To characterize in depth the nucleic acid chaperone properties of the core protein, we first had to find experimental conditions where the core peptides did not cause DNA aggregation in a manner similar to other nucleic acid chaperones (32,34,41,42). Indeed, molecular aggregation can cause strong bias when using fluorescence-based techniques (30,32). Since nucleic acid aggregation by positively charged peptides is concentration dependent (42,43), we investigated this dependence by means of FCS. In FCS, the fluorescence intensity arising from a very small volume (about 0.2 fL) is correlated to obtain information about the processes that give rise to fluorescence fluctuations. These fluctuations are mainly governed by the diffusion of fluorescent species throughout this volume, and thus parameters such as the average number of fluorescent species within this volume and their diffusion constant can be determined.
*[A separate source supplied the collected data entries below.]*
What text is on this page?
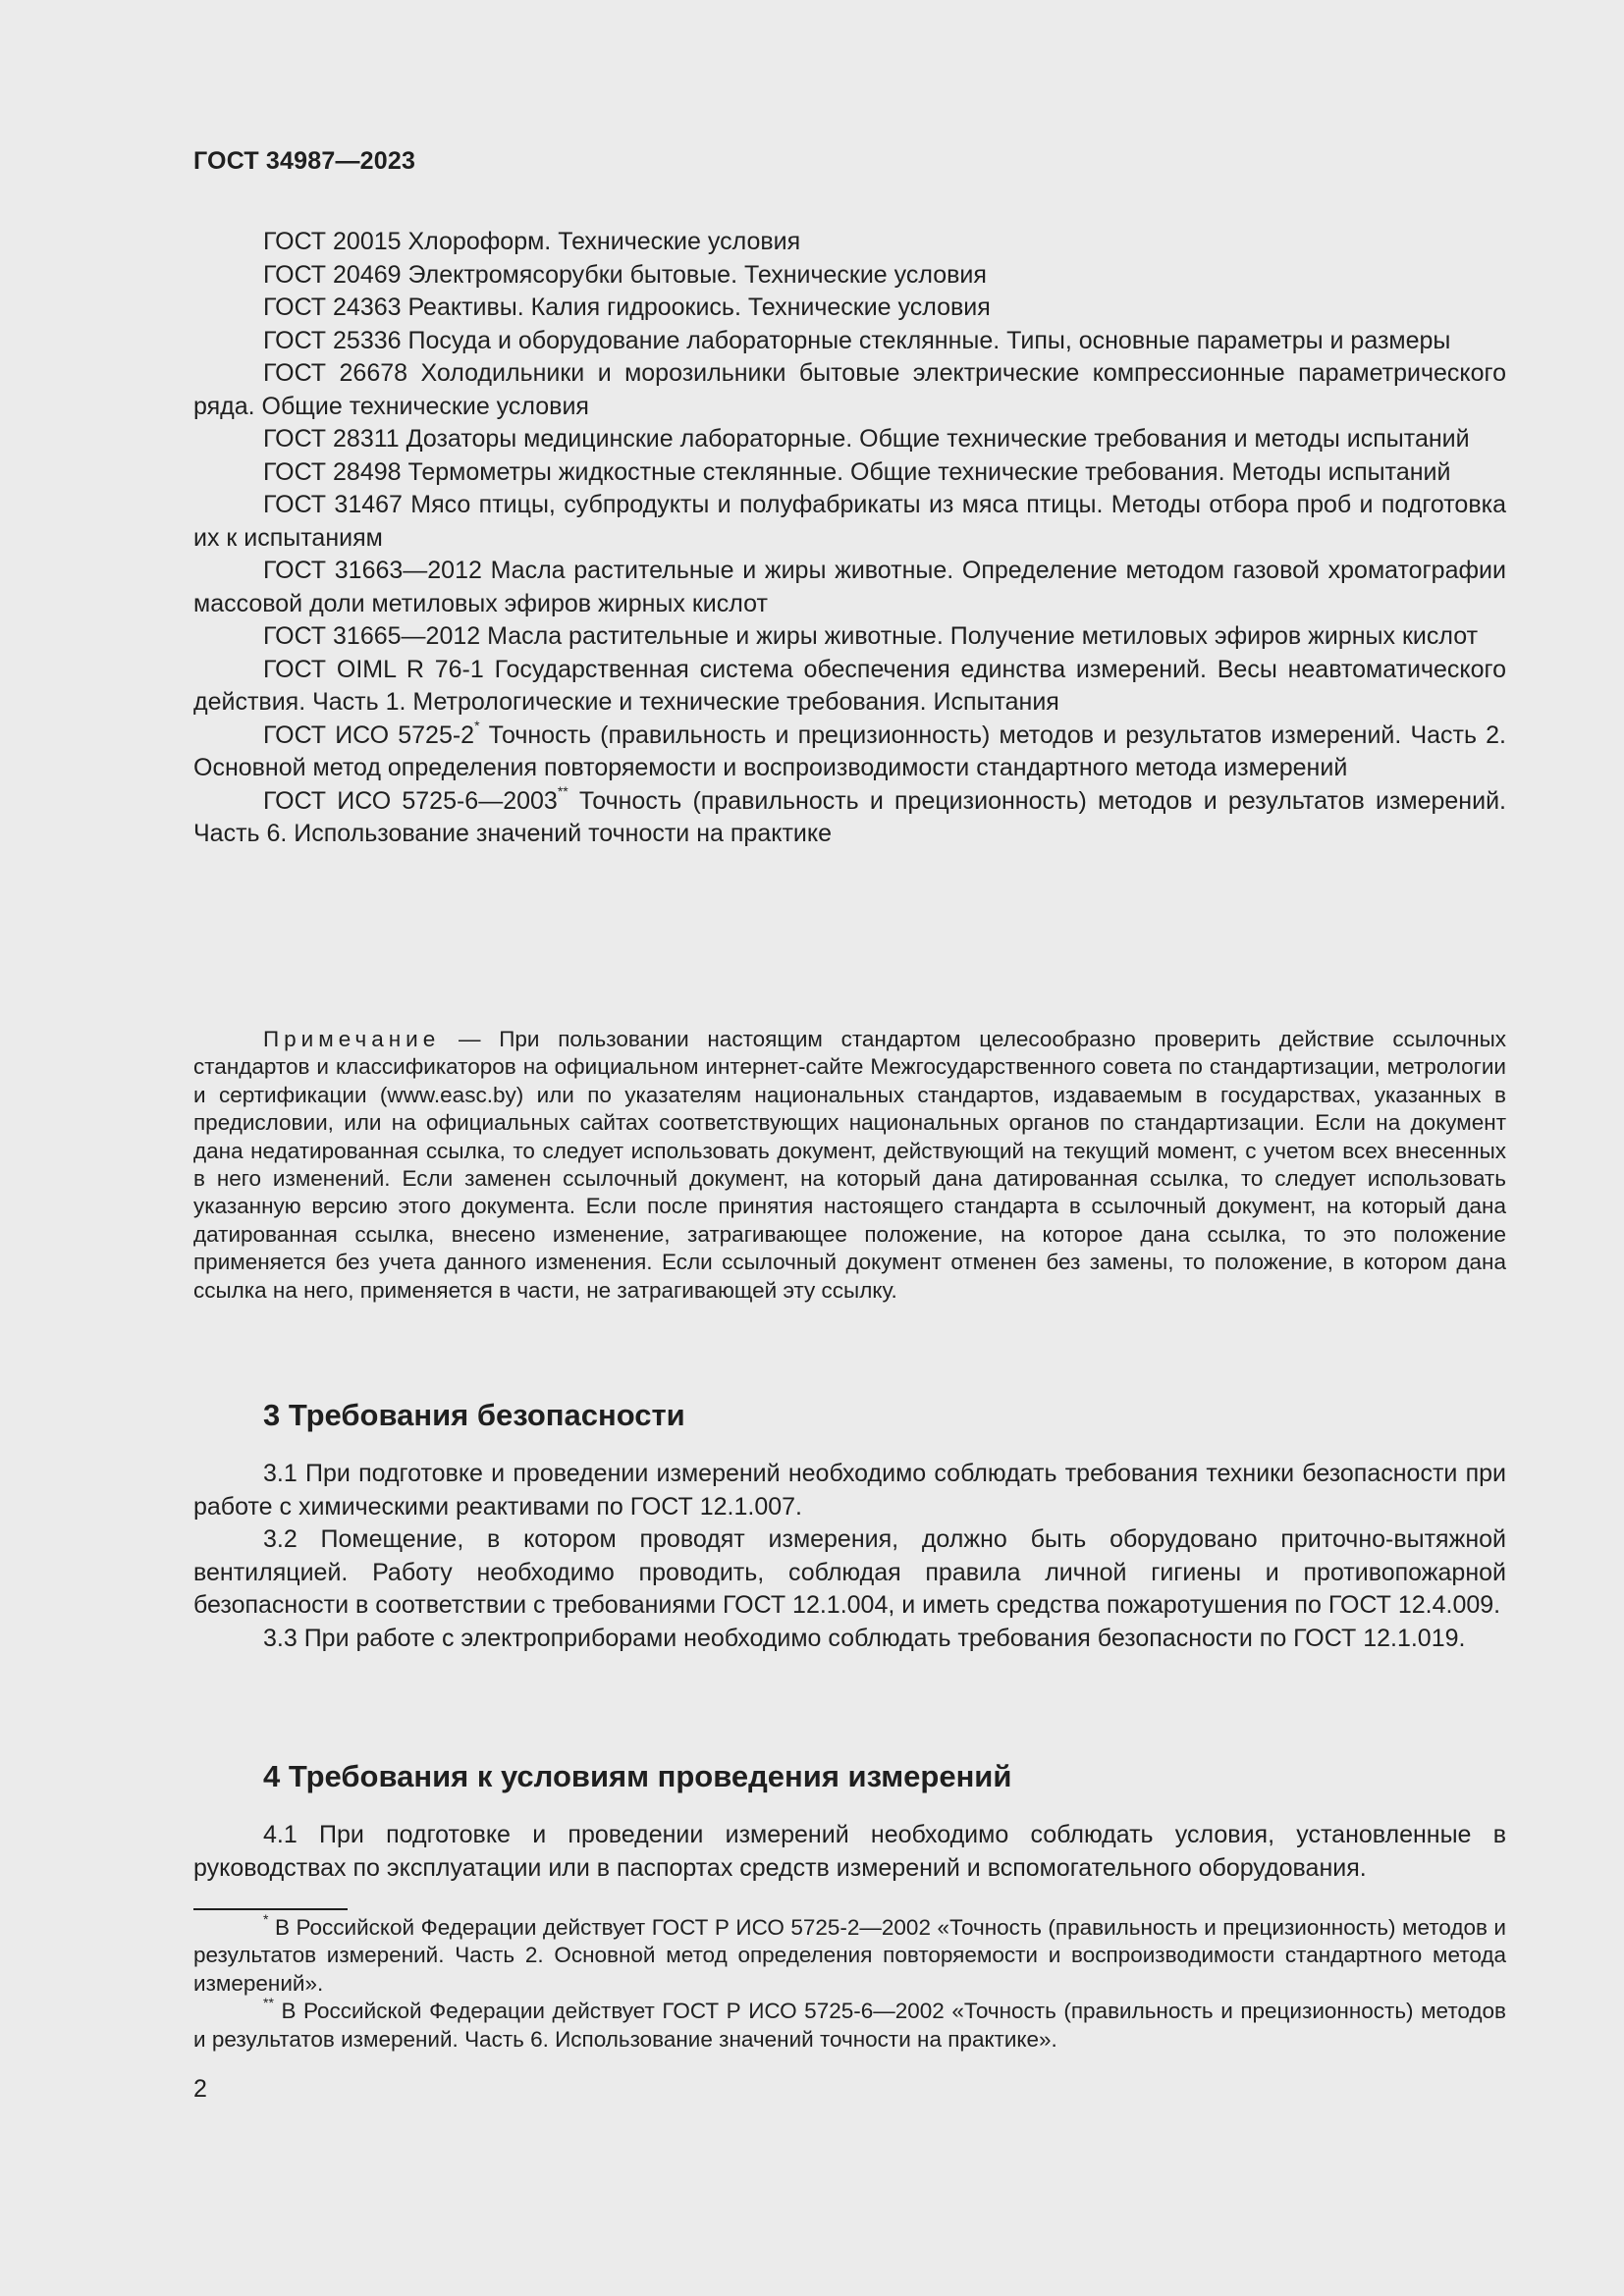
ГОСТ 34987—2023

ГОСТ 20015 Хлороформ. Технические условия

ГОСТ 20469 Электромясорубки бытовые. Технические условия

ГОСТ 24363 Реактивы. Калия гидроокись. Технические условия

ГОСТ 25336 Посуда и оборудование лабораторные стеклянные. Типы, основные параметры и размеры

ГОСТ 26678 Холодильники и морозильники бытовые электрические компрессионные параметрического ряда. Общие технические условия

ГОСТ 28311 Дозаторы медицинские лабораторные. Общие технические требования и методы испытаний

ГОСТ 28498 Термометры жидкостные стеклянные. Общие технические требования. Методы испытаний

ГОСТ 31467 Мясо птицы, субпродукты и полуфабрикаты из мяса птицы. Методы отбора проб и подготовка их к испытаниям

ГОСТ 31663—2012 Масла растительные и жиры животные. Определение методом газовой хроматографии массовой доли метиловых эфиров жирных кислот

ГОСТ 31665—2012 Масла растительные и жиры животные. Получение метиловых эфиров жирных кислот

ГОСТ OIML R 76-1 Государственная система обеспечения единства измерений. Весы неавтоматического действия. Часть 1. Метрологические и технические требования. Испытания

ГОСТ ИСО 5725-2* Точность (правильность и прецизионность) методов и результатов измерений. Часть 2. Основной метод определения повторяемости и воспроизводимости стандартного метода измерений

ГОСТ ИСО 5725-6—2003** Точность (правильность и прецизионность) методов и результатов измерений. Часть 6. Использование значений точности на практике

Примечание — При пользовании настоящим стандартом целесообразно проверить действие ссылочных стандартов и классификаторов на официальном интернет-сайте Межгосударственного совета по стандартизации, метрологии и сертификации (www.easc.by) или по указателям национальных стандартов, издаваемым в государствах, указанных в предисловии, или на официальных сайтах соответствующих национальных органов по стандартизации. Если на документ дана недатированная ссылка, то следует использовать документ, действующий на текущий момент, с учетом всех внесенных в него изменений. Если заменен ссылочный документ, на который дана датированная ссылка, то следует использовать указанную версию этого документа. Если после принятия настоящего стандарта в ссылочный документ, на который дана датированная ссылка, внесено изменение, затрагивающее положение, на которое дана ссылка, то это положение применяется без учета данного изменения. Если ссылочный документ отменен без замены, то положение, в котором дана ссылка на него, применяется в части, не затрагивающей эту ссылку.

3 Требования безопасности

3.1 При подготовке и проведении измерений необходимо соблюдать требования техники безопасности при работе с химическими реактивами по ГОСТ 12.1.007.

3.2 Помещение, в котором проводят измерения, должно быть оборудовано приточно-вытяжной вентиляцией. Работу необходимо проводить, соблюдая правила личной гигиены и противопожарной безопасности в соответствии с требованиями ГОСТ 12.1.004, и иметь средства пожаротушения по ГОСТ 12.4.009.

3.3 При работе с электроприборами необходимо соблюдать требования безопасности по ГОСТ 12.1.019.

4 Требования к условиям проведения измерений

4.1 При подготовке и проведении измерений необходимо соблюдать условия, установленные в руководствах по эксплуатации или в паспортах средств измерений и вспомогательного оборудования.

* В Российской Федерации действует ГОСТ Р ИСО 5725-2—2002 «Точность (правильность и прецизионность) методов и результатов измерений. Часть 2. Основной метод определения повторяемости и воспроизводимости стандартного метода измерений».

** В Российской Федерации действует ГОСТ Р ИСО 5725-6—2002 «Точность (правильность и прецизионность) методов и результатов измерений. Часть 6. Использование значений точности на практике».

2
As a consequence, aggregation of the TMR-labeled 5′-cTAR molecules by the core peptides would be expected to decrease the number of fluorescent species.
Experiments were performed at two different ODN concentrations (100 and 300 nM). In the absence of peptide, the number of fluorescent TAR molecules in the excitation volume was fully consistent with the theoretical number of molecules expected from their concentration. By adding increasing concentrations of either core peptide, we found no change in the number of fluorescent species up to a peptide/ODN molar ratio of 1.4:1, indicating that no aggregation occurred under these conditions (Figure 1). In contrast, aggregation took place at higher ratios (2.8:1 and 5.6:1) as evidenced by the sharp drop in the number of fluorescent species. Changes in the diffusion constant were also observed at these higher ratios but were less prominent (data not shown), due to the dependence of the diffusion constant on the cubic root of the molecular mass of the diffusing species. As a consequence, we selected a peptide/ODN molar ratio of 1.4:1 to characterize the chaperone properties of the core peptides.
Since destabilization of nucleic acid secondary structures is a feature of the chaperone protein activity (29,32,37,41,44), we characterized the nucleic acid destabilizing activity of the core peptides, using cTAR labeled at its 5′ and 3′ ends by Rh6G and Dabcyl, respectively. In the absence of peptide, the proximity of cTAR ends induces a strong fluorescence quenching of Rh6G by the Dabcyl group (37), while the melting of the lower half of the cTAR stem increases the distance between the two dyes and thus, restores Rh6G fluorescence. Thus, the destabilizing activity of the core peptides can be evaluated from the ratio of the fluorescence intensity with or without the peptide. Addition of core peptides E and F at a peptide/cTAR molar ratio of 1.4:1 led to a 1.5-fold increased fluorescence intensity for Rh6G-5′-cTAR-3′-Dabcyl, while no change was observed with the D1 domain (Figure 2). Since full melting of cTAR would lead to a 20- to 25-fold increase of the Rh6G fluorescence, <10% of the Rh6G fluorescence was restored upon binding of the core peptides. No further increase was observed with either peptide at higher ratios (data not shown), possibly due to the fluorescence quenching related to formation of aggregates. Thus, in contrast to retroviral NC proteins (30–32,37), the core peptides can only slightly destabilize the secondary structure of cTAR, in the present experimental conditions.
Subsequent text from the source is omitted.